The Good Liar: Ian McKellen and Helen Mirren - together at last - slum it in a cheesy fraud thriller
By Jim Slotek
Rating: C-plus
A preposterous mess of romance-with-secrets, generations-old closet skeletons and revenge, The Good Liar is the kind of fragrant dramatic cheese that Sidney Sheldon would have squeezed an ‘80s network mini-series out of.
But the never-before-paired screen couple of Ian McKellen and Helen Mirren consume this cheese like so much scenery. There’s nothing like actors with gravitas slumming, all bemused smiles and droll delivery, even as the material descends clunkily into unintentional comedy.
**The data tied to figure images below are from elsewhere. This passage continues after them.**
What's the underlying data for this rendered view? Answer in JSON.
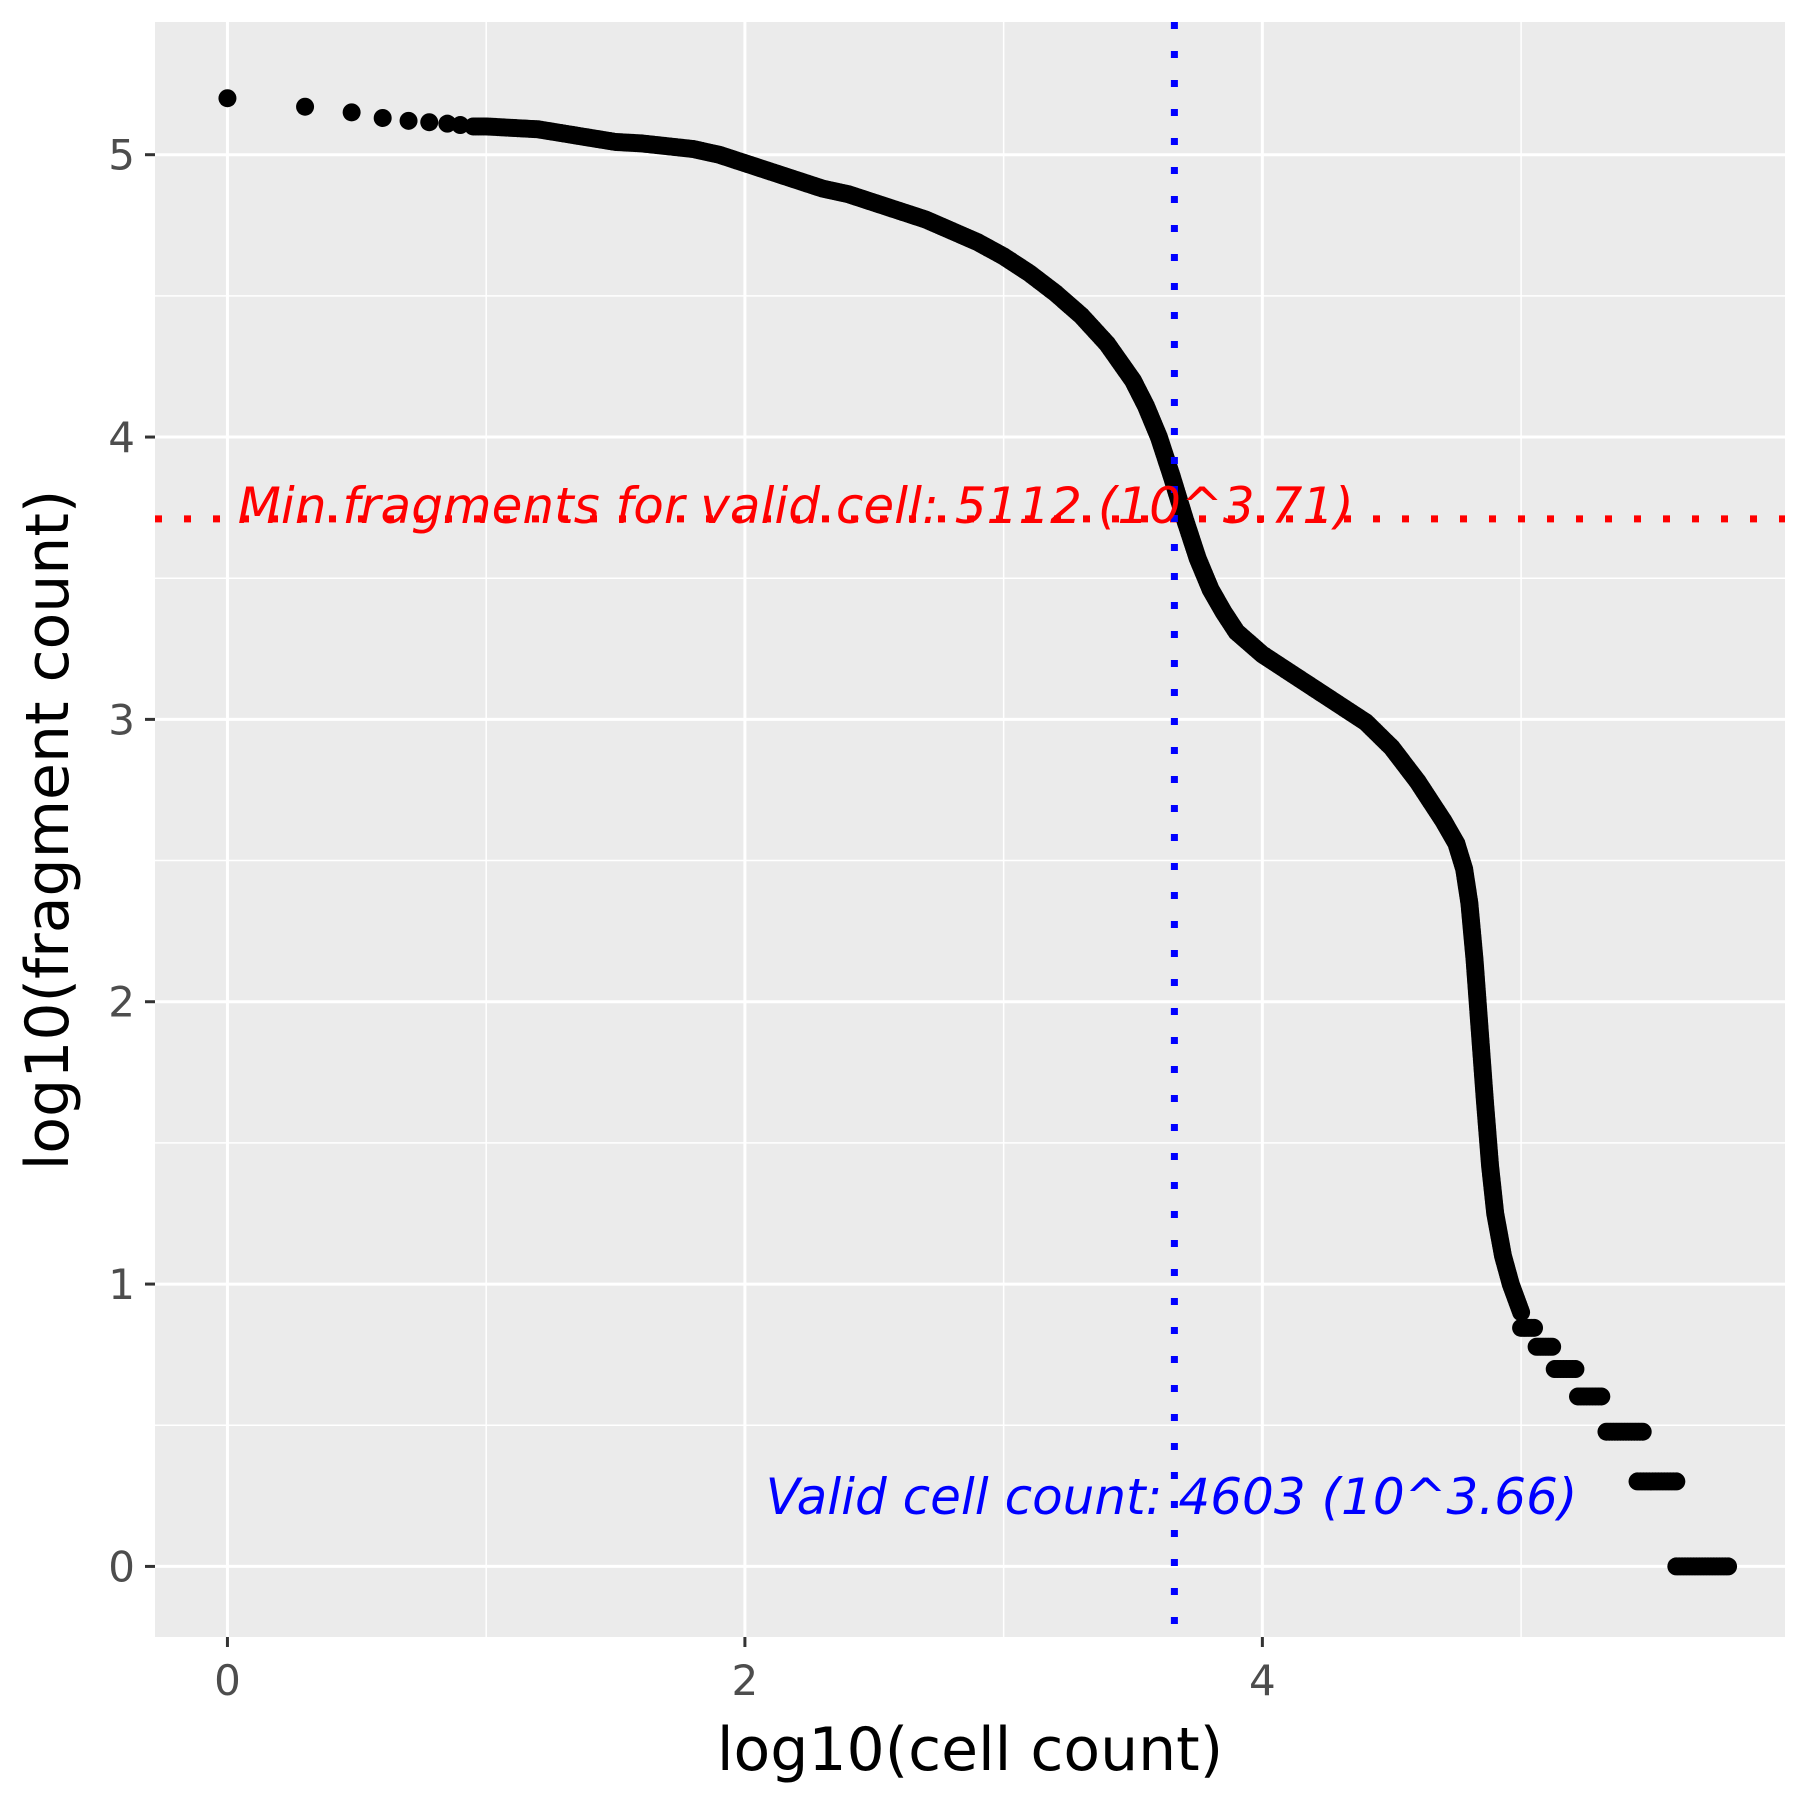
{
  "chart_data": {
    "type": "scatter",
    "title": "",
    "xlabel": "log10(cell count)",
    "ylabel": "log10(fragment count)",
    "xlim": [
      -0.28,
      6.02
    ],
    "ylim": [
      -0.25,
      5.47
    ],
    "x_ticks": [
      0,
      2,
      4
    ],
    "y_ticks": [
      0,
      1,
      2,
      3,
      4,
      5
    ],
    "grid": true,
    "background": "#ebebeb",
    "grid_color": "#ffffff",
    "point_color": "#000000",
    "curve": [
      [
        0.0,
        5.2
      ],
      [
        0.3,
        5.17
      ],
      [
        0.48,
        5.15
      ],
      [
        0.6,
        5.13
      ],
      [
        0.7,
        5.12
      ],
      [
        0.78,
        5.115
      ],
      [
        0.85,
        5.11
      ],
      [
        0.9,
        5.105
      ],
      [
        0.95,
        5.1
      ],
      [
        1.0,
        5.1
      ],
      [
        1.1,
        5.095
      ],
      [
        1.2,
        5.09
      ],
      [
        1.3,
        5.075
      ],
      [
        1.4,
        5.06
      ],
      [
        1.5,
        5.045
      ],
      [
        1.6,
        5.04
      ],
      [
        1.7,
        5.03
      ],
      [
        1.8,
        5.02
      ],
      [
        1.9,
        5.0
      ],
      [
        2.0,
        4.97
      ],
      [
        2.1,
        4.94
      ],
      [
        2.2,
        4.91
      ],
      [
        2.3,
        4.88
      ],
      [
        2.4,
        4.86
      ],
      [
        2.5,
        4.83
      ],
      [
        2.6,
        4.8
      ],
      [
        2.7,
        4.77
      ],
      [
        2.8,
        4.73
      ],
      [
        2.9,
        4.69
      ],
      [
        3.0,
        4.64
      ],
      [
        3.1,
        4.58
      ],
      [
        3.2,
        4.51
      ],
      [
        3.3,
        4.43
      ],
      [
        3.4,
        4.33
      ],
      [
        3.5,
        4.2
      ],
      [
        3.55,
        4.11
      ],
      [
        3.6,
        4.0
      ],
      [
        3.65,
        3.86
      ],
      [
        3.7,
        3.71
      ],
      [
        3.75,
        3.57
      ],
      [
        3.8,
        3.46
      ],
      [
        3.85,
        3.38
      ],
      [
        3.9,
        3.31
      ],
      [
        4.0,
        3.23
      ],
      [
        4.1,
        3.17
      ],
      [
        4.2,
        3.11
      ],
      [
        4.3,
        3.05
      ],
      [
        4.4,
        2.99
      ],
      [
        4.5,
        2.9
      ],
      [
        4.6,
        2.78
      ],
      [
        4.7,
        2.64
      ],
      [
        4.75,
        2.56
      ],
      [
        4.78,
        2.47
      ],
      [
        4.8,
        2.35
      ],
      [
        4.82,
        2.15
      ],
      [
        4.84,
        1.9
      ],
      [
        4.86,
        1.65
      ],
      [
        4.88,
        1.42
      ],
      [
        4.9,
        1.25
      ],
      [
        4.93,
        1.1
      ],
      [
        4.96,
        1.0
      ],
      [
        5.0,
        0.9
      ]
    ],
    "steps": [
      {
        "y": 0.845,
        "x_start": 5.0,
        "x_end": 5.05
      },
      {
        "y": 0.778,
        "x_start": 5.06,
        "x_end": 5.12
      },
      {
        "y": 0.699,
        "x_start": 5.13,
        "x_end": 5.21
      },
      {
        "y": 0.602,
        "x_start": 5.22,
        "x_end": 5.31
      },
      {
        "y": 0.477,
        "x_start": 5.33,
        "x_end": 5.47
      },
      {
        "y": 0.301,
        "x_start": 5.45,
        "x_end": 5.6
      },
      {
        "y": 0.0,
        "x_start": 5.6,
        "x_end": 5.8
      }
    ],
    "threshold_lines": [
      {
        "orientation": "horizontal",
        "value": 3.71,
        "color": "#ff0000",
        "label": "Min fragments for valid cell: 5112 (10^3.71)",
        "label_x": 0.04,
        "label_y": 3.76
      },
      {
        "orientation": "vertical",
        "value": 3.66,
        "color": "#0000ff",
        "label": "Valid cell count: 4603 (10^3.66)",
        "label_x": 2.08,
        "label_y": 0.25
      }
    ]
  }
}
Taken from the novel by Nicholas Searle, and directed by Bill Condon (Gods and Monsters, Dreamgirls), The Good Liar is the story of a con, only half of which is delivered up front. In the very first scene, we find that old codger Roy Courtnay (McKellen) is a good liar indeed, filling out an online dating profile, clicking “Non-smoker” and “non-drinker” boxes even as we see him puffing away and taking sips of whisky.
His date, Betty McLeish (Mirren) is a retired former Oxford teacher who is apparently charmed by Roy’s twinkle-eyed codger act. And an act it is, since, away from Betty, we see a foul-mouthed Roy take charge in a series of con-jobs selling fake investments to rich suckers, having people beaten when they cross him, and proving capable of murder.
Which makes Betty his next mark, with only her grandson Steven (Russell Tovey), a historian with a suspicious streak, raising an eyebrow at grand-mum’s hasty romance. When she invites Roy to move into her suburban home after their second date, even the viewer may be left wondering what turnip truck she fell off.
But as Roy and his crony Vincent (Jim Carter) lay their trap for Betty, there are hints of steel in her smile. The Good Liar is the sort of suspense thriller that isn’t very good at faking where it’s going. In bits and pieces, we find out more and more about Roy, but the real-deal with Betty is left for late in the film. The “truth” about everything we’ve been seeing is so implausible that it’s laid out in flashbacks with long passages of exposition and silent visuals.
It’s never clear how seriously we’re supposed to take The Good Liar. Certainly, there are outright laughs in the last act. And Condon, who’s capable of great subtlety, delivers a mawkish finale with a wartime trauma that is practically glossed over in its haste to finish.
Still, it is a joy to see the two leads work. McKellen hops brilliantly from frail senior to dangerous criminal, acting the role of a character whose whole life is an act.
As for Mirren, she is so amazingly vital, that only a really good liar would ask us to believe she’s a widow, practically on death’s door, following a series of strokes. But then, nothing in The Good Liar is to be believed, and precious little of it is believable.
The Good Liar. Directed by Bill Condon. Starring Ian McKellen, Helen Mirren and Russell Tovey. Opens wide, Friday, November 15.